The court of appeals held that the anti-recruiting rule was unconstitutional as applied to Brentwood for two reasons. First, the letter to the prospective student-athletes did not impose undue or unfair influence on them, because neither the students nor their parents felt imposed upon and, in fact, welcomed, the information from the school. Second, TSSAA's desire to ensure a level competitive athletic playing field (by preventing some schools, particularly private schools, from stockpiling talent by enticing, pressuring, or convincing talented athletes to attend) was not a substantial governmental interest that justifies limitations on free expression such as the anti-recruiting rule.
The latter point is potentially far-reaching, since organizations such as the TSSAA (or, for that matter, the NCAA, which filed an amicus curiae brief in support of the TSSAA) exist specifically to ensure competitive balance in interscholastic athletics. If that interest does not justify some limitations on expression (such as recruiting contacts between schools and student-athletes), the organization no longer can perform its regulatory function, at least with respect to private schools.

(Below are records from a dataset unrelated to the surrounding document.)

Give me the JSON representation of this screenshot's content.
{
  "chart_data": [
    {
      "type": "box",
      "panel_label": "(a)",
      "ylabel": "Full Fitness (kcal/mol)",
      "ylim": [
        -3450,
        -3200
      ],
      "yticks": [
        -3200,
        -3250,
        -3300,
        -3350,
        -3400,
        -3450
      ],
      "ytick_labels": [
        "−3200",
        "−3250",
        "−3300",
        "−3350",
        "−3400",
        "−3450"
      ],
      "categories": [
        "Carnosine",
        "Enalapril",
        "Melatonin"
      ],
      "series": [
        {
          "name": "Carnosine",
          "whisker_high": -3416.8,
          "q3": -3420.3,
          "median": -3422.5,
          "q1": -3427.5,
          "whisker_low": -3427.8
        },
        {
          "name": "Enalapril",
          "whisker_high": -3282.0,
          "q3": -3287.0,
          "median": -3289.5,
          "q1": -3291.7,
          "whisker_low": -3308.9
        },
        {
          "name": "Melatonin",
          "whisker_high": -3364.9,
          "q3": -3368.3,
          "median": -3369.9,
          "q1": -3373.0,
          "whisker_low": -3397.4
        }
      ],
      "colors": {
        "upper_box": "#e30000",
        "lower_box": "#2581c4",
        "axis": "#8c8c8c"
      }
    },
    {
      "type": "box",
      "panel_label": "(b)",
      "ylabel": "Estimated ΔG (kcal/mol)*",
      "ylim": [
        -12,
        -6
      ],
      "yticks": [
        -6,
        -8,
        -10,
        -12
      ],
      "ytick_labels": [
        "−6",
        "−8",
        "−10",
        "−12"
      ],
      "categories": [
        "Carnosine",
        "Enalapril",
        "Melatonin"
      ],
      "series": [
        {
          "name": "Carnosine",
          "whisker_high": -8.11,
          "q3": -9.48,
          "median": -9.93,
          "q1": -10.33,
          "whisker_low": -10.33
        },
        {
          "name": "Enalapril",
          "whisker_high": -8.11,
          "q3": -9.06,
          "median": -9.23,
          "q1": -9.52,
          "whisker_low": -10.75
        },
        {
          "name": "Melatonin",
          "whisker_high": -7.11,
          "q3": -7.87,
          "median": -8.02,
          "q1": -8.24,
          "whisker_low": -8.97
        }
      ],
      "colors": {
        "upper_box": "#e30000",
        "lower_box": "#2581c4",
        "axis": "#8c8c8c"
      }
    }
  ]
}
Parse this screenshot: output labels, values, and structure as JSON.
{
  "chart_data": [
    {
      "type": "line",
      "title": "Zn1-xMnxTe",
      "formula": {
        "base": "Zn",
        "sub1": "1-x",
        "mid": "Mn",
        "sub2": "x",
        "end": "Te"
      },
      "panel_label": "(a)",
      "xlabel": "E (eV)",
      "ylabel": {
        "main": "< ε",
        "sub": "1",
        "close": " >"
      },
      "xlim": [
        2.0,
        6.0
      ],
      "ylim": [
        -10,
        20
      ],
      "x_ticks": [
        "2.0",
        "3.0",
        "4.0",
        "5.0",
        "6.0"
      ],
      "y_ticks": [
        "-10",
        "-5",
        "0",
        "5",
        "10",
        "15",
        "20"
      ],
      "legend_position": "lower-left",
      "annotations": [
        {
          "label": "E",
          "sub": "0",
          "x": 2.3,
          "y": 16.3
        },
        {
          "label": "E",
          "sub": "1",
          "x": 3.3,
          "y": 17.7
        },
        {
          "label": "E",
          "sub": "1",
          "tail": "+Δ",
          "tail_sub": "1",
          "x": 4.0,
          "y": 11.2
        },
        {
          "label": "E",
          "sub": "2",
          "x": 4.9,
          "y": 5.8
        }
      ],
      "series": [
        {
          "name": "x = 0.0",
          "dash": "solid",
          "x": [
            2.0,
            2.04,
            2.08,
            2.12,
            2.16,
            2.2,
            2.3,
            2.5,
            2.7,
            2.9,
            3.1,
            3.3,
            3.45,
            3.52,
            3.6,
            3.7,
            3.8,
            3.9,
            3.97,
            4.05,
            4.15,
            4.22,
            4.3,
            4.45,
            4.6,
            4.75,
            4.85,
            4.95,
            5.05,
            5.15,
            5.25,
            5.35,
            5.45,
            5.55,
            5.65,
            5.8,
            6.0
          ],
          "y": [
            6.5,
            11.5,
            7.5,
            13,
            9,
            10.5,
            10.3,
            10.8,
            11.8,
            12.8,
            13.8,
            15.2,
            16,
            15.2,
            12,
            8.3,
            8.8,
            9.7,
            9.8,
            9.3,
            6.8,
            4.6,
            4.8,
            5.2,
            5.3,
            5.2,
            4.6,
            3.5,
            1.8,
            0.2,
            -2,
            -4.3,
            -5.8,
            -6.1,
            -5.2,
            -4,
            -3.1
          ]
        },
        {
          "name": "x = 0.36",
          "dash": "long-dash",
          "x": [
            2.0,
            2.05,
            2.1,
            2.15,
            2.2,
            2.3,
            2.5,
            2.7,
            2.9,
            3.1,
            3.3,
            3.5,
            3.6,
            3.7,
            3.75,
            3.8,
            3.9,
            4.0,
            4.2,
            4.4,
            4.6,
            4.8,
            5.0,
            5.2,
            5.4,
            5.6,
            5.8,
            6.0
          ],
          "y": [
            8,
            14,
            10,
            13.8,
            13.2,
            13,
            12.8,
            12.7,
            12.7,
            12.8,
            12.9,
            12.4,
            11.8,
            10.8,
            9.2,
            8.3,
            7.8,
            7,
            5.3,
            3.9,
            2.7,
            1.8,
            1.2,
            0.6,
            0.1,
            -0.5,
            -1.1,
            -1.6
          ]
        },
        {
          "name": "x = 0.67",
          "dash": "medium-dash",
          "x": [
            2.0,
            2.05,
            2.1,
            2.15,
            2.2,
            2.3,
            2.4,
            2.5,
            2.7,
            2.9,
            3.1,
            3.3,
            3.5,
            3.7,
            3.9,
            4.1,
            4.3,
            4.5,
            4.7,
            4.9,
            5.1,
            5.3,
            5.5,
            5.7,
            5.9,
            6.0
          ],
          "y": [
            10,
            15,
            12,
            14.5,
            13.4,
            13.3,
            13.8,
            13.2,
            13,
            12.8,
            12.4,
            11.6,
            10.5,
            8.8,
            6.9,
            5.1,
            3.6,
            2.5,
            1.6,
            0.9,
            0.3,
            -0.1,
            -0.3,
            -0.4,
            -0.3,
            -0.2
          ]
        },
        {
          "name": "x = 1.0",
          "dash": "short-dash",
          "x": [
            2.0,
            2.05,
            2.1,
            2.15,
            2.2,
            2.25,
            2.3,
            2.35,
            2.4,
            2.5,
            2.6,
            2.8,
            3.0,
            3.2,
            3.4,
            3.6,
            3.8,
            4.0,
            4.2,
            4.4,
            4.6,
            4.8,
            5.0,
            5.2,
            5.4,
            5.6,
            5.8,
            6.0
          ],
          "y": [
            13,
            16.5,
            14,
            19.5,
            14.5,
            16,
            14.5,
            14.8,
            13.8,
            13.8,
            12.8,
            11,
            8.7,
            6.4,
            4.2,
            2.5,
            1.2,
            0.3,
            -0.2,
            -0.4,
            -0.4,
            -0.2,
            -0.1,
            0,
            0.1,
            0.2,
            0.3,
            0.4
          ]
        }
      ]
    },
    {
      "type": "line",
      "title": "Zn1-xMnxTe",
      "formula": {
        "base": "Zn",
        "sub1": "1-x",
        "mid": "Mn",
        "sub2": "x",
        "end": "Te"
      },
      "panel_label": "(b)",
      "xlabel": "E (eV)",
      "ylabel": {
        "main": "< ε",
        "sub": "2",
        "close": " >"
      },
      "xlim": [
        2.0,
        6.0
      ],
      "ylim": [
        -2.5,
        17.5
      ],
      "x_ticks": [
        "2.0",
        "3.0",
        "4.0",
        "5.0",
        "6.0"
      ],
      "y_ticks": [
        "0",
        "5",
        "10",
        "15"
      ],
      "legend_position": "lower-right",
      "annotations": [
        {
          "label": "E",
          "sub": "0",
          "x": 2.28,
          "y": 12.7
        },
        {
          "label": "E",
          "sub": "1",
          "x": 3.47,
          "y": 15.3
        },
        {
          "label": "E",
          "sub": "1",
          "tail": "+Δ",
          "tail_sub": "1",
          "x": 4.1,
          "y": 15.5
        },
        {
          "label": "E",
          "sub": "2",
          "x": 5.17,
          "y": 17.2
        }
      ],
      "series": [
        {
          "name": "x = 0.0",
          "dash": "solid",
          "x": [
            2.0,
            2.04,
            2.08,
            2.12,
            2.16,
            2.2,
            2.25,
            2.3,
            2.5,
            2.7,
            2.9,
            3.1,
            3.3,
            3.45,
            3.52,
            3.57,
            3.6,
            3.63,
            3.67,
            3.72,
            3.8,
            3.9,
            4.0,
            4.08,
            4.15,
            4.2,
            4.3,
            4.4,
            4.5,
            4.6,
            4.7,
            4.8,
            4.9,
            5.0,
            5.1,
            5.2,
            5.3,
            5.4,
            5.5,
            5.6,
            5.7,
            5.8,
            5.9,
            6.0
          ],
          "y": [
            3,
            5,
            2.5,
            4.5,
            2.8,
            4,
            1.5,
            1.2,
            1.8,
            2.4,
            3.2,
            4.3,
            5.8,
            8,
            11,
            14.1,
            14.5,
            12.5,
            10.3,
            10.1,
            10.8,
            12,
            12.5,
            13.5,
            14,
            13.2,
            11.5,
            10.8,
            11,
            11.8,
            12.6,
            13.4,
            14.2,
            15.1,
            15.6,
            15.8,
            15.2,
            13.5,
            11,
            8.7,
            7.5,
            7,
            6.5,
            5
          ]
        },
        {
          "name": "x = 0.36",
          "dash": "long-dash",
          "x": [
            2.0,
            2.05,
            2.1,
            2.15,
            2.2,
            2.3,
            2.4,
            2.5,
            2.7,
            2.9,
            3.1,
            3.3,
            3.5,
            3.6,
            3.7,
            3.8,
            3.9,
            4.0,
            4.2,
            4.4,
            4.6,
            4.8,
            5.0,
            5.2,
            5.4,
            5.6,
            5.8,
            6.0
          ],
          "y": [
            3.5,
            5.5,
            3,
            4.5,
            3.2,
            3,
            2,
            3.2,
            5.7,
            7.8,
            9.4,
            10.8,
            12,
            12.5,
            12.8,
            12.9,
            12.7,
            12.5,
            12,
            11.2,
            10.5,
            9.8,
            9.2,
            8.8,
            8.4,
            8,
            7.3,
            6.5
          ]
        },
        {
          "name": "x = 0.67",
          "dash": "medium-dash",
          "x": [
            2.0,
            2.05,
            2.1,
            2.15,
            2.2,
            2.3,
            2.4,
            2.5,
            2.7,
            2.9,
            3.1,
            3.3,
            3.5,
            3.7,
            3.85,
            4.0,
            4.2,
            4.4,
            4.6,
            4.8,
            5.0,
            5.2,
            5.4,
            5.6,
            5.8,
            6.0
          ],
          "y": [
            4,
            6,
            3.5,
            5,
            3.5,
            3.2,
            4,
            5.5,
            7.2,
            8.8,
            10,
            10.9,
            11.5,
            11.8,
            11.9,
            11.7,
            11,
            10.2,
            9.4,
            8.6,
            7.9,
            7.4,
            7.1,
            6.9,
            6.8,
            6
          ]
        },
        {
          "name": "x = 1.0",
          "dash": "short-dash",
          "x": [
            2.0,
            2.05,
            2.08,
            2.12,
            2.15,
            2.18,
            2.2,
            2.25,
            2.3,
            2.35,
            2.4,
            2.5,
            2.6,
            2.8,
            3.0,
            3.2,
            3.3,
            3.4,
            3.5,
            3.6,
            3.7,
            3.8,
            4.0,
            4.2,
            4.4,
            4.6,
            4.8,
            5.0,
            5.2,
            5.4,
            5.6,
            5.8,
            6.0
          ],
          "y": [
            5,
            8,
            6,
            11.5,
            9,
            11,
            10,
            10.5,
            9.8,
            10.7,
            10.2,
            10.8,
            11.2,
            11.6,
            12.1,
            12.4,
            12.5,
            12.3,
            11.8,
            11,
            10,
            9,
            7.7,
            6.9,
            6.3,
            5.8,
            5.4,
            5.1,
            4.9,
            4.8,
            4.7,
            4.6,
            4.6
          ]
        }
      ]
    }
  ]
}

The other issue floating here is the argument (emphasized in the NCAA's amicus brief) that the Court should overturn its earlier ruling that the TSSAA is a state actor (which would, of course, eliminate the need to resolve some tricky First Amendment issues). The 2001 decision was 5-4 and two seats on the Court have changed since then, including the replacement of Justice O'Connor (who joined the majority) with Justice Alito.
I wrote a short essay on the case for the ABA's Preview of United States Supreme Court Cases, which I hope to be able upload prior to Wednesday. My quick prediction is that the Court will not overturn its earlier state-action ruling, but that it will reverse the lower courts; I do not see the Court recognizing, in essence, a right of schools to recruit student-athletes.
And I predict a lot of sports puns, metaphors, analogies, and stories in the argument and the opinion; the parties and the Court cannot help themselves when sports are at issue.
UPDATE # 1: I neglected to mention that Michael discussed this case when the Sixth Circuit's decision came down last May. I largely agree with his analysis, particularly the notions that letters such as the one from Brentwood's coach obviously affected the twelve student-athletes (all twelve--surprise, surprise--showed up for spring practice) and that if such letters cannot be restricted, then high school sports becomes the unregulable wild west. All the more reason to believe the Sixth Circuit opinion will not stand.